Prompt Sensitivity and Answer Consistency of Small Open-Source Large Language Models on Clinical Question Answering: Implications for Low-Resource Healthcare Deployment

This study evaluates small open-source language models for clinical question answering on consumer hardware, revealing that while Llama 3.2 offers the best balance of accuracy and reliability, high prompt consistency does not guarantee correctness and certain prompt styles or domain-specific pretraining without instruction tuning can severely degrade performance.

Shravani Hariprasad

Published 2026-03-05
📖 4 min read☕ Coffee break read

Imagine you are in a rural village clinic with no internet and no fancy supercomputers. You have a small, local AI assistant on a regular laptop, and you need it to help answer tricky medical questions. You want to know: Can we trust this little AI?

This paper is like a rigorous "stress test" for five different small AI models to see how they handle medical questions when you ask them in slightly different ways.

Here is the breakdown of what they found, using some simple analogies:

1. The "Steady Hand" vs. The "Smart Brain"

The biggest surprise in this study is that being consistent doesn't mean being right.

  • The Analogy: Imagine two students taking a math test.
    • Student A (The "Gemma 2" model): If you ask them the same question in five different ways, they give you the exact same wrong answer every single time. They are incredibly consistent (like a broken clock that is right twice a day, but here, it's always wrong). They are confidently incorrect.
    • Student B (The "Llama 3.2" model): If you ask them the same question in different ways, they might give you slightly different answers, but most of the time, they get the right answer. They are less "steady" in their wording, but they are much smarter.

The Takeaway: In healthcare, a model that is "reliably wrong" is actually more dangerous than one that is sometimes right and sometimes wrong, because the doctor might trust the steady-but-wrong model too much.

2. The "Roleplay" Trap

The researchers tried asking the AI questions in different "personas." For example, they tried saying, "Pretend you are a senior doctor taking a board exam," versus just asking the question directly.

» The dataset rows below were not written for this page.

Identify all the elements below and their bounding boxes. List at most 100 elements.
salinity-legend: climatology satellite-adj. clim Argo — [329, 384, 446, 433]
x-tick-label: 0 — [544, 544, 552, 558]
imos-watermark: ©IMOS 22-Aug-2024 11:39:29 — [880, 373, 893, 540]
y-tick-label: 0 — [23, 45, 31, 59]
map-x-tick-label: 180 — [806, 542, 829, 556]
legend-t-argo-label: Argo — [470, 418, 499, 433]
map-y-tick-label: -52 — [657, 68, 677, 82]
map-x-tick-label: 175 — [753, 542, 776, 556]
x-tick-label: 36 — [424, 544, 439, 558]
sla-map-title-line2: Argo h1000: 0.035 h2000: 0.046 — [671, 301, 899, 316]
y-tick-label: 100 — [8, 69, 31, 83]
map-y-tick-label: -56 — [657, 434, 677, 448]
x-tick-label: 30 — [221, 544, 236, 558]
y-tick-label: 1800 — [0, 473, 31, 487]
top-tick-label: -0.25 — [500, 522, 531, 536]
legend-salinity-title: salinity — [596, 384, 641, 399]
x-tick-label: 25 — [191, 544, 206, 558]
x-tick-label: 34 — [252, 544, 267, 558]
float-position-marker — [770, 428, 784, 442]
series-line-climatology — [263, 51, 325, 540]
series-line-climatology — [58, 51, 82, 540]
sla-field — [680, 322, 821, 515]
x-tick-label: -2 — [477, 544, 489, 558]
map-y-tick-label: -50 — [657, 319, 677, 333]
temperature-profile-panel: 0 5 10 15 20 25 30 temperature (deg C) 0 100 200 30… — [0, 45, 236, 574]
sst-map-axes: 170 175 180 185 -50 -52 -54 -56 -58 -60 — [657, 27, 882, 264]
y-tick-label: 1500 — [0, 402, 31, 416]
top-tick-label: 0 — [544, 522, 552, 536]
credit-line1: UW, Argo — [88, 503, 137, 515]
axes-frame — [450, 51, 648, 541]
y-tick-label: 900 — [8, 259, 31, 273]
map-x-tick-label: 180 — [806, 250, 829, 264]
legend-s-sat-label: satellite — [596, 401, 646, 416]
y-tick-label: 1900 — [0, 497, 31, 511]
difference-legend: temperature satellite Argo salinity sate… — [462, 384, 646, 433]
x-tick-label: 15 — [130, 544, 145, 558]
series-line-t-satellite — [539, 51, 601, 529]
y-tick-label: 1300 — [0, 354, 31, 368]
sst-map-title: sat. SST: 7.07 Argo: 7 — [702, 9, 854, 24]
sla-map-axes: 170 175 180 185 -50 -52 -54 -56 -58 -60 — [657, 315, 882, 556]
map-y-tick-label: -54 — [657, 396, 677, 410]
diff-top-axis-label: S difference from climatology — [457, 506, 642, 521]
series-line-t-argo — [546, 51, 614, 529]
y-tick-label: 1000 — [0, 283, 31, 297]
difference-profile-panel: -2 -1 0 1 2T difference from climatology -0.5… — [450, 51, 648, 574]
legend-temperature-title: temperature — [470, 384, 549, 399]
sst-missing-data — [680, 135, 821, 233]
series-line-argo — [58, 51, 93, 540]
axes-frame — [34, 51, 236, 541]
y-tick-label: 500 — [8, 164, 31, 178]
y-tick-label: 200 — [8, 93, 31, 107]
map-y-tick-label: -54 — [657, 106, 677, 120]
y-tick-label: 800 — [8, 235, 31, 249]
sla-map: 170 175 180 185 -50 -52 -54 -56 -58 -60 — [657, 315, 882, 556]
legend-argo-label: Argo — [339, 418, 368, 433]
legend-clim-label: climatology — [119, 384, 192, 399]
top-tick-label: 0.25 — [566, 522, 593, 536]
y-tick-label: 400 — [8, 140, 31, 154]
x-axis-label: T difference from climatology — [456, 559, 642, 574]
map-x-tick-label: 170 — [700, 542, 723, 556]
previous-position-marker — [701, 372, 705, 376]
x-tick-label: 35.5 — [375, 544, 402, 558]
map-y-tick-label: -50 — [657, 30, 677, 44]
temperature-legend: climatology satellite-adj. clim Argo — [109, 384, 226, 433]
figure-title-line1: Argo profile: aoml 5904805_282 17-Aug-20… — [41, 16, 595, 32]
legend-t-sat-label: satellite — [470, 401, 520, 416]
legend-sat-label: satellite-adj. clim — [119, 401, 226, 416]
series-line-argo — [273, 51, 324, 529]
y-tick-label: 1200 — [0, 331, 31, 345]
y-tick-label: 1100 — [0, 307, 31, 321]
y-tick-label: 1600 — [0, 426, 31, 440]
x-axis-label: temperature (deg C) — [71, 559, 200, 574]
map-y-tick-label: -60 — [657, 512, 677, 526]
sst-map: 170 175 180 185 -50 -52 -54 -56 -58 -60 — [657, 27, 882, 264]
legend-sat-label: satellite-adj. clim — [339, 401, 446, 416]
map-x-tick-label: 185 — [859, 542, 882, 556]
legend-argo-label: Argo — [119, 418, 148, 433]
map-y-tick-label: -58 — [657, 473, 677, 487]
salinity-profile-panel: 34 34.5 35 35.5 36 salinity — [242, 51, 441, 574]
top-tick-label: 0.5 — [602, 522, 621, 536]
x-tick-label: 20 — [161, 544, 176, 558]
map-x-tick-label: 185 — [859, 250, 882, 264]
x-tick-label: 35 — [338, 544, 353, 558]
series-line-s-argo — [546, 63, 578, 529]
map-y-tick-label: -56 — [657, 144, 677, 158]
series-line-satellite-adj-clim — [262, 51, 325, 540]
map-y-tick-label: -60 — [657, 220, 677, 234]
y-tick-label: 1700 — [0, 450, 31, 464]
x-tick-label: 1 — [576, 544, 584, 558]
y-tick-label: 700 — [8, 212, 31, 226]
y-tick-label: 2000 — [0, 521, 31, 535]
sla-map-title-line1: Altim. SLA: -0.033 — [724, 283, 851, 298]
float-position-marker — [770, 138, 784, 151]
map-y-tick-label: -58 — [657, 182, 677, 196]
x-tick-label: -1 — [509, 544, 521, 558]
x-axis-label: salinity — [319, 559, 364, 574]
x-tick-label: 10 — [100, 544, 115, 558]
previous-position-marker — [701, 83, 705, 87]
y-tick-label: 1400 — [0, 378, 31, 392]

  • The Analogy: It's like asking a chef to cook a meal.
    • Direct: "Make me a burger." (The chef makes a great burger).
    • Roleplay: "You are a world-famous chef who loves to cook burgers. Show me your skills!" (The chef gets distracted by the drama of the roleplay, overthinks it, and burns the burger).

The Takeaway: For these small AI models, pretending to be a character actually made them worse at answering medical questions. The "roleplay" prompts confused them. If you want the best results, just ask the question plainly.

3. Bigger Isn't Always Better (and "Medical Knowledge" isn't Enough)

They tested models of different sizes (from 2 billion to 7 billion "brain cells" or parameters) and even one that was specifically trained on medical books but never taught how to follow instructions.

  • The Analogy:
    • The Big Model: Imagine a giant library (7B parameters). You'd think it knows everything. But sometimes, it gets so overwhelmed it forgets to give you the answer in the format you asked for (like giving you a paragraph when you asked for a "Yes/No").
    • The Medical Expert: Imagine a doctor who has read every medical textbook in the world but has never been taught how to fill out a form. If you ask them a question, they might know the answer, but they can't give it to you in the way you need it. They just stare at you blankly.

The Takeaway:

  1. Size doesn't guarantee safety: A bigger model didn't necessarily follow instructions better than a smaller one.
  2. Knowledge needs instructions: Just having medical knowledge isn't enough. The AI needs to be "taught" how to listen and answer in a structured way. The model that knew the most medicine but couldn't follow instructions failed almost 100% of the time.

4. The Winner for Low-Resource Clinics

Since many clinics in developing areas can't afford expensive cloud servers, they need models that run on regular computers.

  • The Winner: Llama 3.2 (a 3-billion parameter model).
  • Why? It struck the best balance. It wasn't the most "steady" (it changed its answer slightly depending on how you asked), but it was the most accurate. It also rarely failed to give an answer at all.

Summary: What Should We Do?

If you are building an AI for a doctor in a low-resource clinic:

  1. Don't just look for accuracy: Check if the AI gives the same answer every time, but also check if that answer is actually correct.
  2. Don't use "Roleplay": Don't tell the AI to "act like a doctor." Just ask the question directly.
  3. Teach it to follow rules: Make sure the AI knows how to follow instructions, not just that it knows medical facts.
  4. Pick the balanced model: Sometimes a slightly smaller, smarter model is better than a huge, confused one.

The Bottom Line: In medicine, a "confidently wrong" AI is a ticking time bomb. We need to test these models not just on how smart they are, but on how stable and obedient they are, too.